Tuesday, August 25, 2015

630 - Diastereomer-dependent substrate reduction properties of a dinitrogenase containing 1-fluorohomocitrate in the iron-molybdenum cofactor

The normal nitrogenase central cofactor contains homocitrate near the central metal atom; it is required for formation of the cofactor. This study looks at compounds similar to homocitrate (diastereomers of fluorohomocitrate) incorporated into the cofactor, and how they affect the enzyme's activity.

What They Saw
They purified enzyme from Klebsiella pneumoniae and Azotobacter vinelandii I think; it's hard to tell because this paper (and others they cite) are really badly written with regard to methods. (They seriously put in a footnote saying "The experimental details of the synthesis of 1-fluorohomocitrate may be obtained from [author initials]." How is that acceptable, especially in a PNAS paper?).

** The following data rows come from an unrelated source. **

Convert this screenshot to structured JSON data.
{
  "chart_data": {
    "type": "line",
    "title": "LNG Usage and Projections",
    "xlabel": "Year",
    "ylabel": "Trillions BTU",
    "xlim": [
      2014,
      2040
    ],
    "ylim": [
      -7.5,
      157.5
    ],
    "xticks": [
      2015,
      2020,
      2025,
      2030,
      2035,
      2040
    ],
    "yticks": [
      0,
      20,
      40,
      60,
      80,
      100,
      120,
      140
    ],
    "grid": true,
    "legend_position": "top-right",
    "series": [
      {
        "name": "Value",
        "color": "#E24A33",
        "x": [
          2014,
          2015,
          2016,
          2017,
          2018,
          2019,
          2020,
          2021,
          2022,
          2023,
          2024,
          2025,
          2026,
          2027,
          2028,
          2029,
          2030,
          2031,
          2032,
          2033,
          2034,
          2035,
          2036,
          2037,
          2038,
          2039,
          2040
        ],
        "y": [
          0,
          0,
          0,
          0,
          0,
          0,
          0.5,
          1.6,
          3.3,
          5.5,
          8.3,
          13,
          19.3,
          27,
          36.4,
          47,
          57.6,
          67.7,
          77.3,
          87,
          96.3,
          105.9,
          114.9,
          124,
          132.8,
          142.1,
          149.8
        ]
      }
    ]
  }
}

Somehow they got FeMo-cofactor with different analogs of homocitrate, and tested their activity with different substrates.

With threo-fluorohomocitrate, there was hardly any nitrogen fixation, similar to with citrate, but with erythro-fluorohomocitrate, there was about 3.5x less than with plain homocitrate, so it was somewhat active. Both were about half as good at acetylene reduction (measured by ethylene), and just as good at cyanide reduction (measured by methane).

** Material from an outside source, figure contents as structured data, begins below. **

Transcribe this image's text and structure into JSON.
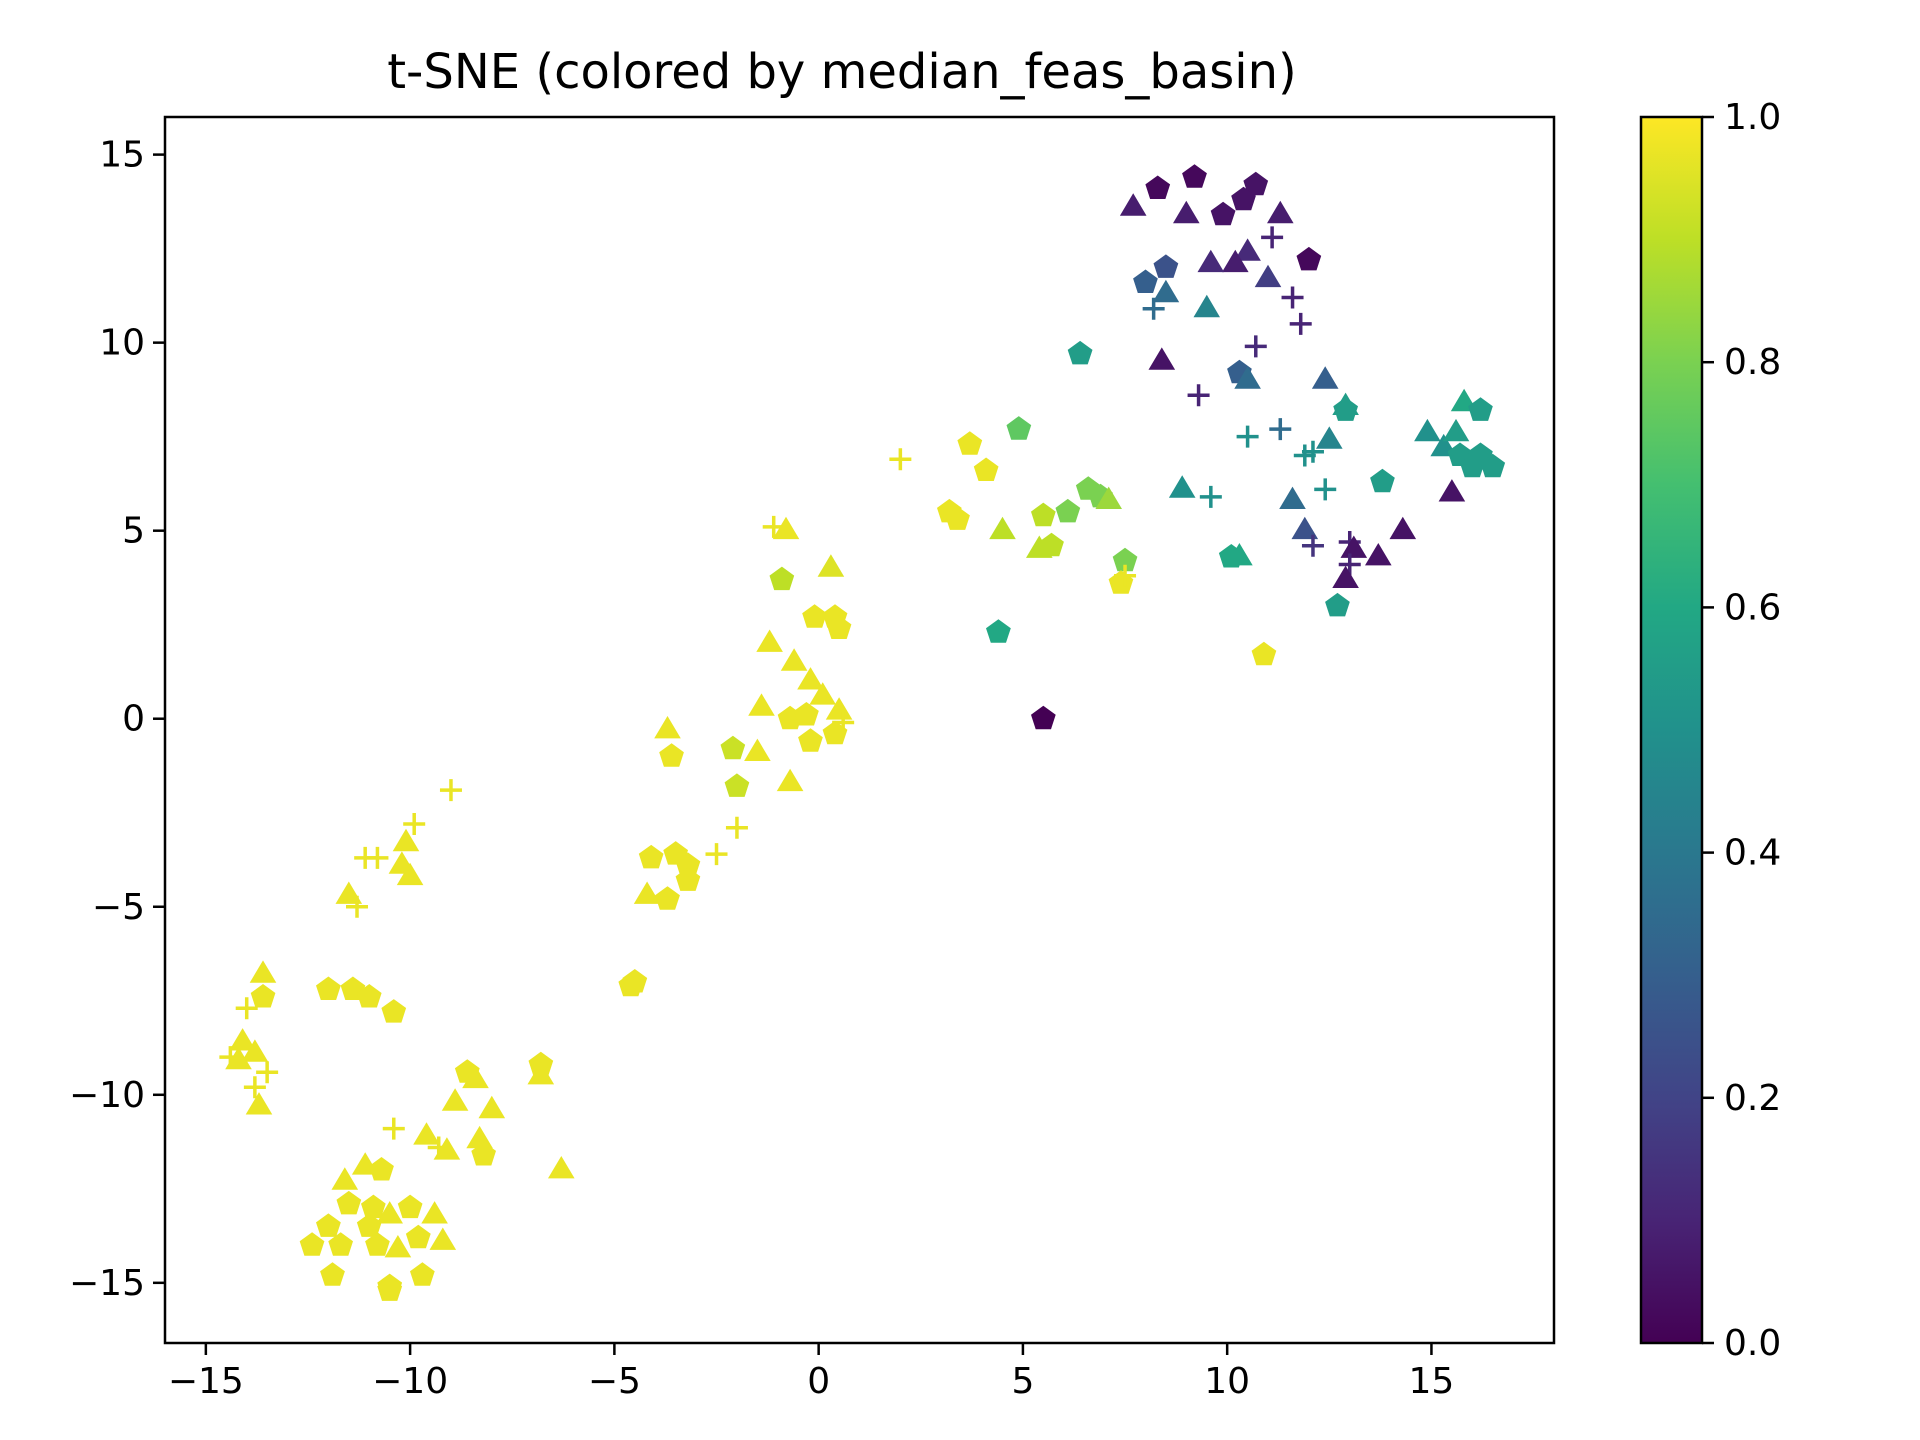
{
  "chart_data": {
    "type": "scatter",
    "title": "t-SNE (colored by median_feas_basin)",
    "xlabel": "",
    "ylabel": "",
    "xlim": [
      -16,
      18
    ],
    "ylim": [
      -16.6,
      16
    ],
    "x_ticks": [
      -15,
      -10,
      -5,
      0,
      5,
      10,
      15
    ],
    "y_ticks": [
      -15,
      -10,
      -5,
      0,
      5,
      10,
      15
    ],
    "x_tick_labels": [
      "−15",
      "−10",
      "−5",
      "0",
      "5",
      "10",
      "15"
    ],
    "y_tick_labels": [
      "−15",
      "−10",
      "−5",
      "0",
      "5",
      "10",
      "15"
    ],
    "grid": false,
    "colorbar": {
      "label": "",
      "range": [
        0.0,
        1.0
      ],
      "ticks": [
        0.0,
        0.2,
        0.4,
        0.6,
        0.8,
        1.0
      ],
      "tick_labels": [
        "0.0",
        "0.2",
        "0.4",
        "0.6",
        "0.8",
        "1.0"
      ],
      "colormap": "viridis"
    },
    "marker_shapes": [
      "pentagon",
      "triangle",
      "plus"
    ],
    "points": [
      {
        "x": 8.3,
        "y": 14.1,
        "c": 0.02,
        "m": "pentagon"
      },
      {
        "x": 9.2,
        "y": 14.4,
        "c": 0.02,
        "m": "pentagon"
      },
      {
        "x": 10.7,
        "y": 14.2,
        "c": 0.05,
        "m": "pentagon"
      },
      {
        "x": 10.4,
        "y": 13.8,
        "c": 0.05,
        "m": "pentagon"
      },
      {
        "x": 9.9,
        "y": 13.4,
        "c": 0.05,
        "m": "pentagon"
      },
      {
        "x": 7.7,
        "y": 13.6,
        "c": 0.08,
        "m": "triangle"
      },
      {
        "x": 9.0,
        "y": 13.4,
        "c": 0.08,
        "m": "triangle"
      },
      {
        "x": 11.3,
        "y": 13.4,
        "c": 0.08,
        "m": "triangle"
      },
      {
        "x": 11.1,
        "y": 12.8,
        "c": 0.1,
        "m": "plus"
      },
      {
        "x": 12.0,
        "y": 12.2,
        "c": 0.02,
        "m": "pentagon"
      },
      {
        "x": 10.5,
        "y": 12.4,
        "c": 0.12,
        "m": "triangle"
      },
      {
        "x": 10.2,
        "y": 12.1,
        "c": 0.08,
        "m": "triangle"
      },
      {
        "x": 9.6,
        "y": 12.1,
        "c": 0.12,
        "m": "triangle"
      },
      {
        "x": 11.0,
        "y": 11.7,
        "c": 0.18,
        "m": "triangle"
      },
      {
        "x": 8.5,
        "y": 12.0,
        "c": 0.25,
        "m": "pentagon"
      },
      {
        "x": 8.0,
        "y": 11.6,
        "c": 0.3,
        "m": "pentagon"
      },
      {
        "x": 8.5,
        "y": 11.3,
        "c": 0.35,
        "m": "triangle"
      },
      {
        "x": 8.2,
        "y": 10.9,
        "c": 0.35,
        "m": "plus"
      },
      {
        "x": 9.5,
        "y": 10.9,
        "c": 0.45,
        "m": "triangle"
      },
      {
        "x": 11.6,
        "y": 11.2,
        "c": 0.1,
        "m": "plus"
      },
      {
        "x": 11.8,
        "y": 10.5,
        "c": 0.1,
        "m": "plus"
      },
      {
        "x": 10.7,
        "y": 9.9,
        "c": 0.12,
        "m": "plus"
      },
      {
        "x": 8.4,
        "y": 9.5,
        "c": 0.05,
        "m": "triangle"
      },
      {
        "x": 10.3,
        "y": 9.2,
        "c": 0.3,
        "m": "pentagon"
      },
      {
        "x": 10.5,
        "y": 9.0,
        "c": 0.35,
        "m": "triangle"
      },
      {
        "x": 9.3,
        "y": 8.6,
        "c": 0.1,
        "m": "plus"
      },
      {
        "x": 6.4,
        "y": 9.7,
        "c": 0.55,
        "m": "pentagon"
      },
      {
        "x": 12.4,
        "y": 9.0,
        "c": 0.3,
        "m": "triangle"
      },
      {
        "x": 12.9,
        "y": 8.3,
        "c": 0.55,
        "m": "triangle"
      },
      {
        "x": 12.9,
        "y": 8.2,
        "c": 0.55,
        "m": "pentagon"
      },
      {
        "x": 10.5,
        "y": 7.5,
        "c": 0.5,
        "m": "plus"
      },
      {
        "x": 11.3,
        "y": 7.7,
        "c": 0.35,
        "m": "plus"
      },
      {
        "x": 12.1,
        "y": 7.1,
        "c": 0.5,
        "m": "plus"
      },
      {
        "x": 12.5,
        "y": 7.4,
        "c": 0.45,
        "m": "triangle"
      },
      {
        "x": 11.9,
        "y": 7.0,
        "c": 0.5,
        "m": "plus"
      },
      {
        "x": 14.9,
        "y": 7.6,
        "c": 0.5,
        "m": "triangle"
      },
      {
        "x": 15.3,
        "y": 7.2,
        "c": 0.5,
        "m": "triangle"
      },
      {
        "x": 15.8,
        "y": 8.4,
        "c": 0.6,
        "m": "triangle"
      },
      {
        "x": 16.2,
        "y": 8.2,
        "c": 0.55,
        "m": "pentagon"
      },
      {
        "x": 15.6,
        "y": 7.6,
        "c": 0.55,
        "m": "triangle"
      },
      {
        "x": 15.7,
        "y": 7.0,
        "c": 0.55,
        "m": "pentagon"
      },
      {
        "x": 16.0,
        "y": 6.7,
        "c": 0.55,
        "m": "pentagon"
      },
      {
        "x": 16.2,
        "y": 7.0,
        "c": 0.55,
        "m": "pentagon"
      },
      {
        "x": 16.5,
        "y": 6.7,
        "c": 0.55,
        "m": "pentagon"
      },
      {
        "x": 13.8,
        "y": 6.3,
        "c": 0.55,
        "m": "pentagon"
      },
      {
        "x": 15.5,
        "y": 6.0,
        "c": 0.05,
        "m": "triangle"
      },
      {
        "x": 8.9,
        "y": 6.1,
        "c": 0.5,
        "m": "triangle"
      },
      {
        "x": 9.6,
        "y": 5.9,
        "c": 0.5,
        "m": "plus"
      },
      {
        "x": 11.6,
        "y": 5.8,
        "c": 0.35,
        "m": "triangle"
      },
      {
        "x": 12.4,
        "y": 6.1,
        "c": 0.5,
        "m": "plus"
      },
      {
        "x": 11.9,
        "y": 5.0,
        "c": 0.25,
        "m": "triangle"
      },
      {
        "x": 12.1,
        "y": 4.6,
        "c": 0.15,
        "m": "plus"
      },
      {
        "x": 13.0,
        "y": 4.7,
        "c": 0.1,
        "m": "plus"
      },
      {
        "x": 13.1,
        "y": 4.5,
        "c": 0.05,
        "m": "triangle"
      },
      {
        "x": 13.0,
        "y": 4.1,
        "c": 0.1,
        "m": "plus"
      },
      {
        "x": 12.9,
        "y": 3.7,
        "c": 0.05,
        "m": "triangle"
      },
      {
        "x": 13.7,
        "y": 4.3,
        "c": 0.05,
        "m": "triangle"
      },
      {
        "x": 14.3,
        "y": 5.0,
        "c": 0.05,
        "m": "triangle"
      },
      {
        "x": 10.1,
        "y": 4.3,
        "c": 0.6,
        "m": "pentagon"
      },
      {
        "x": 10.3,
        "y": 4.3,
        "c": 0.6,
        "m": "triangle"
      },
      {
        "x": 12.7,
        "y": 3.0,
        "c": 0.55,
        "m": "pentagon"
      },
      {
        "x": 10.9,
        "y": 1.7,
        "c": 0.97,
        "m": "pentagon"
      },
      {
        "x": 4.4,
        "y": 2.3,
        "c": 0.6,
        "m": "pentagon"
      },
      {
        "x": 5.5,
        "y": 0.0,
        "c": 0.0,
        "m": "pentagon"
      },
      {
        "x": 4.9,
        "y": 7.7,
        "c": 0.75,
        "m": "pentagon"
      },
      {
        "x": 3.7,
        "y": 7.3,
        "c": 0.97,
        "m": "pentagon"
      },
      {
        "x": 4.1,
        "y": 6.6,
        "c": 0.97,
        "m": "pentagon"
      },
      {
        "x": 2.0,
        "y": 6.9,
        "c": 0.97,
        "m": "plus"
      },
      {
        "x": 3.2,
        "y": 5.5,
        "c": 0.97,
        "m": "pentagon"
      },
      {
        "x": 3.4,
        "y": 5.3,
        "c": 0.97,
        "m": "pentagon"
      },
      {
        "x": 6.1,
        "y": 5.5,
        "c": 0.8,
        "m": "pentagon"
      },
      {
        "x": 6.6,
        "y": 6.1,
        "c": 0.8,
        "m": "pentagon"
      },
      {
        "x": 6.9,
        "y": 5.9,
        "c": 0.8,
        "m": "pentagon"
      },
      {
        "x": 7.1,
        "y": 5.8,
        "c": 0.85,
        "m": "triangle"
      },
      {
        "x": 5.5,
        "y": 5.4,
        "c": 0.9,
        "m": "pentagon"
      },
      {
        "x": 4.5,
        "y": 5.0,
        "c": 0.9,
        "m": "triangle"
      },
      {
        "x": 5.4,
        "y": 4.5,
        "c": 0.9,
        "m": "triangle"
      },
      {
        "x": 5.7,
        "y": 4.6,
        "c": 0.9,
        "m": "pentagon"
      },
      {
        "x": 7.5,
        "y": 4.2,
        "c": 0.8,
        "m": "pentagon"
      },
      {
        "x": 7.4,
        "y": 3.6,
        "c": 0.97,
        "m": "pentagon"
      },
      {
        "x": 7.5,
        "y": 3.8,
        "c": 0.97,
        "m": "plus"
      },
      {
        "x": -1.1,
        "y": 5.1,
        "c": 0.97,
        "m": "plus"
      },
      {
        "x": -0.8,
        "y": 5.0,
        "c": 0.97,
        "m": "triangle"
      },
      {
        "x": -0.9,
        "y": 3.7,
        "c": 0.9,
        "m": "pentagon"
      },
      {
        "x": 0.3,
        "y": 4.0,
        "c": 0.95,
        "m": "triangle"
      },
      {
        "x": -0.1,
        "y": 2.7,
        "c": 0.97,
        "m": "pentagon"
      },
      {
        "x": 0.4,
        "y": 2.7,
        "c": 0.97,
        "m": "pentagon"
      },
      {
        "x": 0.5,
        "y": 2.4,
        "c": 0.97,
        "m": "pentagon"
      },
      {
        "x": -1.2,
        "y": 2.0,
        "c": 0.97,
        "m": "triangle"
      },
      {
        "x": -0.6,
        "y": 1.5,
        "c": 0.97,
        "m": "triangle"
      },
      {
        "x": -0.2,
        "y": 1.0,
        "c": 0.97,
        "m": "triangle"
      },
      {
        "x": 0.1,
        "y": 0.6,
        "c": 0.97,
        "m": "triangle"
      },
      {
        "x": -1.4,
        "y": 0.3,
        "c": 0.97,
        "m": "triangle"
      },
      {
        "x": -0.7,
        "y": 0.0,
        "c": 0.97,
        "m": "pentagon"
      },
      {
        "x": -0.3,
        "y": 0.1,
        "c": 0.97,
        "m": "pentagon"
      },
      {
        "x": 0.5,
        "y": 0.2,
        "c": 0.97,
        "m": "triangle"
      },
      {
        "x": 0.6,
        "y": -0.1,
        "c": 0.97,
        "m": "plus"
      },
      {
        "x": 0.4,
        "y": -0.4,
        "c": 0.97,
        "m": "pentagon"
      },
      {
        "x": -0.2,
        "y": -0.6,
        "c": 0.97,
        "m": "pentagon"
      },
      {
        "x": -1.5,
        "y": -0.9,
        "c": 0.97,
        "m": "triangle"
      },
      {
        "x": -3.7,
        "y": -0.3,
        "c": 0.97,
        "m": "triangle"
      },
      {
        "x": -3.6,
        "y": -1.0,
        "c": 0.97,
        "m": "pentagon"
      },
      {
        "x": -2.1,
        "y": -0.8,
        "c": 0.92,
        "m": "pentagon"
      },
      {
        "x": -2.0,
        "y": -1.8,
        "c": 0.92,
        "m": "pentagon"
      },
      {
        "x": -0.7,
        "y": -1.7,
        "c": 0.97,
        "m": "triangle"
      },
      {
        "x": -2.0,
        "y": -2.9,
        "c": 0.97,
        "m": "plus"
      },
      {
        "x": -2.5,
        "y": -3.6,
        "c": 0.97,
        "m": "plus"
      },
      {
        "x": -4.1,
        "y": -3.7,
        "c": 0.97,
        "m": "pentagon"
      },
      {
        "x": -3.5,
        "y": -3.6,
        "c": 0.97,
        "m": "pentagon"
      },
      {
        "x": -3.2,
        "y": -3.9,
        "c": 0.97,
        "m": "pentagon"
      },
      {
        "x": -3.2,
        "y": -4.3,
        "c": 0.97,
        "m": "pentagon"
      },
      {
        "x": -4.2,
        "y": -4.7,
        "c": 0.97,
        "m": "triangle"
      },
      {
        "x": -3.7,
        "y": -4.8,
        "c": 0.97,
        "m": "pentagon"
      },
      {
        "x": -4.6,
        "y": -7.1,
        "c": 0.97,
        "m": "pentagon"
      },
      {
        "x": -4.5,
        "y": -7.0,
        "c": 0.97,
        "m": "pentagon"
      },
      {
        "x": -9.0,
        "y": -1.9,
        "c": 0.97,
        "m": "plus"
      },
      {
        "x": -9.9,
        "y": -2.8,
        "c": 0.97,
        "m": "plus"
      },
      {
        "x": -10.1,
        "y": -3.3,
        "c": 0.97,
        "m": "triangle"
      },
      {
        "x": -11.1,
        "y": -3.7,
        "c": 0.97,
        "m": "plus"
      },
      {
        "x": -10.8,
        "y": -3.7,
        "c": 0.97,
        "m": "plus"
      },
      {
        "x": -10.2,
        "y": -3.9,
        "c": 0.97,
        "m": "triangle"
      },
      {
        "x": -10.0,
        "y": -4.2,
        "c": 0.97,
        "m": "triangle"
      },
      {
        "x": -11.5,
        "y": -4.7,
        "c": 0.97,
        "m": "triangle"
      },
      {
        "x": -11.3,
        "y": -5.0,
        "c": 0.97,
        "m": "plus"
      },
      {
        "x": -12.0,
        "y": -7.2,
        "c": 0.97,
        "m": "pentagon"
      },
      {
        "x": -11.4,
        "y": -7.2,
        "c": 0.97,
        "m": "pentagon"
      },
      {
        "x": -11.0,
        "y": -7.4,
        "c": 0.97,
        "m": "pentagon"
      },
      {
        "x": -10.4,
        "y": -7.8,
        "c": 0.97,
        "m": "pentagon"
      },
      {
        "x": -13.6,
        "y": -6.8,
        "c": 0.97,
        "m": "triangle"
      },
      {
        "x": -13.6,
        "y": -7.4,
        "c": 0.97,
        "m": "pentagon"
      },
      {
        "x": -14.0,
        "y": -7.7,
        "c": 0.97,
        "m": "plus"
      },
      {
        "x": -14.1,
        "y": -8.6,
        "c": 0.97,
        "m": "triangle"
      },
      {
        "x": -13.8,
        "y": -8.9,
        "c": 0.97,
        "m": "triangle"
      },
      {
        "x": -14.4,
        "y": -9.0,
        "c": 0.97,
        "m": "plus"
      },
      {
        "x": -14.2,
        "y": -9.1,
        "c": 0.97,
        "m": "triangle"
      },
      {
        "x": -13.5,
        "y": -9.4,
        "c": 0.97,
        "m": "plus"
      },
      {
        "x": -13.8,
        "y": -9.8,
        "c": 0.97,
        "m": "plus"
      },
      {
        "x": -13.7,
        "y": -10.3,
        "c": 0.97,
        "m": "triangle"
      },
      {
        "x": -8.6,
        "y": -9.4,
        "c": 0.97,
        "m": "pentagon"
      },
      {
        "x": -8.4,
        "y": -9.6,
        "c": 0.97,
        "m": "triangle"
      },
      {
        "x": -6.8,
        "y": -9.2,
        "c": 0.97,
        "m": "pentagon"
      },
      {
        "x": -6.8,
        "y": -9.5,
        "c": 0.97,
        "m": "triangle"
      },
      {
        "x": -8.0,
        "y": -10.4,
        "c": 0.97,
        "m": "triangle"
      },
      {
        "x": -8.9,
        "y": -10.2,
        "c": 0.97,
        "m": "triangle"
      },
      {
        "x": -10.4,
        "y": -10.9,
        "c": 0.97,
        "m": "plus"
      },
      {
        "x": -9.6,
        "y": -11.1,
        "c": 0.97,
        "m": "triangle"
      },
      {
        "x": -9.3,
        "y": -11.4,
        "c": 0.97,
        "m": "plus"
      },
      {
        "x": -8.3,
        "y": -11.2,
        "c": 0.97,
        "m": "triangle"
      },
      {
        "x": -8.2,
        "y": -11.6,
        "c": 0.97,
        "m": "pentagon"
      },
      {
        "x": -9.1,
        "y": -11.5,
        "c": 0.97,
        "m": "triangle"
      },
      {
        "x": -6.3,
        "y": -12.0,
        "c": 0.97,
        "m": "triangle"
      },
      {
        "x": -11.1,
        "y": -11.9,
        "c": 0.97,
        "m": "triangle"
      },
      {
        "x": -10.7,
        "y": -12.0,
        "c": 0.97,
        "m": "pentagon"
      },
      {
        "x": -11.6,
        "y": -12.3,
        "c": 0.97,
        "m": "triangle"
      },
      {
        "x": -11.5,
        "y": -12.9,
        "c": 0.97,
        "m": "pentagon"
      },
      {
        "x": -10.9,
        "y": -13.0,
        "c": 0.97,
        "m": "pentagon"
      },
      {
        "x": -12.0,
        "y": -13.5,
        "c": 0.97,
        "m": "pentagon"
      },
      {
        "x": -11.0,
        "y": -13.5,
        "c": 0.97,
        "m": "pentagon"
      },
      {
        "x": -10.5,
        "y": -13.2,
        "c": 0.97,
        "m": "triangle"
      },
      {
        "x": -10.0,
        "y": -13.0,
        "c": 0.97,
        "m": "pentagon"
      },
      {
        "x": -9.4,
        "y": -13.2,
        "c": 0.97,
        "m": "triangle"
      },
      {
        "x": -12.4,
        "y": -14.0,
        "c": 0.97,
        "m": "pentagon"
      },
      {
        "x": -11.7,
        "y": -14.0,
        "c": 0.97,
        "m": "pentagon"
      },
      {
        "x": -10.8,
        "y": -14.0,
        "c": 0.97,
        "m": "pentagon"
      },
      {
        "x": -10.3,
        "y": -14.1,
        "c": 0.97,
        "m": "triangle"
      },
      {
        "x": -9.8,
        "y": -13.8,
        "c": 0.97,
        "m": "pentagon"
      },
      {
        "x": -9.2,
        "y": -13.9,
        "c": 0.97,
        "m": "triangle"
      },
      {
        "x": -11.9,
        "y": -14.8,
        "c": 0.97,
        "m": "pentagon"
      },
      {
        "x": -10.5,
        "y": -15.1,
        "c": 0.97,
        "m": "pentagon"
      },
      {
        "x": -10.5,
        "y": -15.2,
        "c": 0.97,
        "m": "pentagon"
      },
      {
        "x": -9.7,
        "y": -14.8,
        "c": 0.97,
        "m": "pentagon"
      }
    ]
  }
}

In terms of hydrogen production, if there was a difference between plain homocitrate and the fluoros, it wasn't very big; they produced almost as much as the normal one. The same was true of other analogs (homoisocitrate, isocitrate, etc), though some were impaired (such as citrate, producing only about half as much).

The addition of inhibitors, carbon monoxide (CO) or carbonyl sulfide (COS), affected these different enzymes differently. The amount of hydrogen from homocitrate increased (maybe significantly) but decreased some or none for analogs, depending on the analog, up to 63%. The inhibitors reduced acetylene reduction from 35-100% in all cases, and cyanide reduction a little or a lot too.

Cyanide itself affected hydrogen production. (Dang, this paper is so badly written, it's giving me a headache trying to figure it out.) With all tested analogs (and homocitrate), cyanide inhibited hydrogen production 85-95%. Adding CO with cyanide prevented this inhibition with homocitrate and partially with fluorohomocitrate, but not much the other analogs. CO also inhibits cyanide reduction, at least with some analogs (especially the more active ones).

What This Means
This study can tell a lot about the biochemistry of different substrates binding to the enzyme and the enzyme acting on them. I wonder if the results are skewed somewhat because they only measured some of the products, not all possible ones (i.e. might some analog-based cofactors produce ethane from acetylene in addition to ethylene?). In terms of application, even if some of these analogs have desirable properties, it seems like it would be difficult to get them incorporated in vivo.